Location
- 1601 East 120th Street Los Angeles, California 90059 33°55′28″N 118°14′45″W﻿ / ﻿33.924359°N 118.245724°W

Information
- Type: Magnet
- Established: 1982
- Principal: Reginald Brookens
- Staff: 68.48 (FTE)
- Enrollment: 1,359 (2023-2024)
- Student to teacher ratio: 19.85
- Colors: Black, white, and gold
- Team name: The Golden Eagles
- Website: kingdrew.net

= King/Drew Magnet High School of Medicine and Science =

King/Drew Magnet High School of Medicine and Science is a magnet high school of the Los Angeles Unified School District, located in Willowbrook, unincorporated Los Angeles County, California, United States.

It is affiliated with both the Martin Luther King Jr. Community Hospital and the Charles R. Drew University of Medicine and Science.

==History==
The school opened in bungalows across the street from the Martin Luther King Jr./Drew Medical Center and adjacent to the Charles R. Drew University of Medicine and Science in 1982. In 1999 it moved to a standalone campus adjacent to the original bungalows. It was the dream of the principal during the mid 90s, Dr. Ernie Roy, to move from the bungalows, into a bigger school, that was more representative of Dr. Martin Luther King Jr. and Dr. Charles R. Drew. Dr. Ernie Roy was also a key player in the founding of King/Drew Medical Magnet High School.

In 2005, J. Michelle Woods, the principal, stated that problems at the King/Drew hospital caused damage to the perception of the high school. According to Mitchell Landsberg of the Los Angeles Times, the administrators and students at the school stated that the problems at the university and medical center did not affect them.

On September 14, 2007, Hillary Clinton made an appearance at King/Drew Magnet High School.

In 2008 and 2009 U.S. News & World Report ranked King/Drew Magnet High School as a silver medal winner amongst America's best high schools.

In 2017 the school was named a California Gold Ribbon School.

==King Drew walkout==

On April 25, 2023, a man was allegedly found dead near the school. Staff members at King Drew were informed by LAPD on the alleged death. The LAUSD high school would do nothing to address the situation or even explain what had happened. Many students felt that school safety and communication was at its lowest due to how the school responded to the situation. Principal Reginald Brookens stated there was a code to follow, but many had felt unsafe due to the danger of a school shooter being loose. After many days students rallied on the social media platform Instagram, and announced a walkout to honor the man's death, but also to give voice to safety issues at the school. The walkout was held May 9, with many staff members in attendance and the LAPD on site. The walkout was short lived but later moved to the school's lecture hall where students voiced concerns on school safety and the leadership of the principal and administration.

==Academics==
The school requires all students to adhere to the course loads, including four years of mathematics, two years of a foreign language, and two years of science, required by the University of California, Los Angeles and California State University, Los Angeles. In 2015, seventy-two percent of King/Drew's tested students met or exceeded the Smarter Balanced standards in English language arts.

==Demographics==
As of 2005 the school had slightly fewer than 1,700 students.

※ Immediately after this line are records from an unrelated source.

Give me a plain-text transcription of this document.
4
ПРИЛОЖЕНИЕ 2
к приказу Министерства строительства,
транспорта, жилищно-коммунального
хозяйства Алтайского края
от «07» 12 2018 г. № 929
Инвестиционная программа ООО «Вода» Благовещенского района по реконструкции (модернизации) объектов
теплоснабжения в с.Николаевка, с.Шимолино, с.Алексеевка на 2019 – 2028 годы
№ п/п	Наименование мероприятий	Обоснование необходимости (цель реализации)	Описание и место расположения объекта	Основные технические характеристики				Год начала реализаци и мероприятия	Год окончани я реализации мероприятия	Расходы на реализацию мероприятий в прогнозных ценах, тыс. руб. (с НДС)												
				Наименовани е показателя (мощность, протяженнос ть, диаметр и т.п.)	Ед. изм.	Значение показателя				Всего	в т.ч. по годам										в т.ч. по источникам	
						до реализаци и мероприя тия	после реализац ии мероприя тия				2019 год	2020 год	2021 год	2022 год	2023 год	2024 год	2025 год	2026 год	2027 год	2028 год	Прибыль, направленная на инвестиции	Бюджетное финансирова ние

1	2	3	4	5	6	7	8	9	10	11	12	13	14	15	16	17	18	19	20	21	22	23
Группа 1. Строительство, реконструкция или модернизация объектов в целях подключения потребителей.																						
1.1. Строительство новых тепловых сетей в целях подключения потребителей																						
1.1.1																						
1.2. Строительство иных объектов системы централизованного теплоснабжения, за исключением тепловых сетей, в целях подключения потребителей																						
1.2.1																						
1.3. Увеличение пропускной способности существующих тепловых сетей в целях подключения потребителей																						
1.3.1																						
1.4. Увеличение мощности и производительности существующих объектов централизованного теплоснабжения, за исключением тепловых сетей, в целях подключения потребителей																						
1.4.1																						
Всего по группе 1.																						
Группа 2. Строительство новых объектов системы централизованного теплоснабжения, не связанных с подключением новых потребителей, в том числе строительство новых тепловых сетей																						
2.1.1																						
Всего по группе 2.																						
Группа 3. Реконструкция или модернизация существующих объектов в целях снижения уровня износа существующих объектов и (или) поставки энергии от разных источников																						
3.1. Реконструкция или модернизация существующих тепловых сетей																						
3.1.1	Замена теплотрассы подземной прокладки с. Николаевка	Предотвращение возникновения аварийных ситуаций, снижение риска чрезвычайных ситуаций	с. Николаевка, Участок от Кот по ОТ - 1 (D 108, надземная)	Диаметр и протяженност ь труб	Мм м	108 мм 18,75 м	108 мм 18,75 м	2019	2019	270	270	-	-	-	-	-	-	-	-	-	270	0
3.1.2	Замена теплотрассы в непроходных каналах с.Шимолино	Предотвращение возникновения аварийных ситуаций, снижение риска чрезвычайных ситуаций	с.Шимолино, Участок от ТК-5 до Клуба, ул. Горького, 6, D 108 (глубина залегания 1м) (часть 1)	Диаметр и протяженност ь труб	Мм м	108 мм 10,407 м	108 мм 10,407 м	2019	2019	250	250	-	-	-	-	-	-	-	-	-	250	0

As of that year, the school had twice the number of female students as it does male students. Administrators at King/Drew stated that because the school does not offer American football, more girls than boys apply to the school.

==Student performance==
In 2005, Richard "Richie" Black, the assistant vice chancellor for admissions and enrollment of the University of California, Berkeley (UC Berkeley), stated that of all high schools, King/Drew had the second highest combined number of Black and Latino/Chicano students accepted by his school. As of 2005, the school, out of all high schools in the United States, habitually has the highest number of black students going to the University of California, Los Angeles (UCLA). As of that year, five University of California campuses, including UCLA, accepted students at King/Drew. In addition, Cornell University, Duke University, Harvard University, Princeton University, Columbia University, Case Western Reserve University and Stanford University accepted King/Drew students. In 2005, there were 20 King/Drew students accepted to UCLA. Twelve of them were Latino and eight were Black.

==Notable alumni==
- Issa Rae (born 1985), actress (Barbie, Insecure)
- Max Iheanachor, NFL football player for the Pittsburgh Steelers

==Sports==
- Basketball
- Soccer
- Volleyball
- Baseball
- Softball
- Cross country
- Football
- Track and field
- Tennis
- Golf
- Sideline Cheer
- Competitive Cheer
The school is also home to the Drew League, a pro-am basketball league.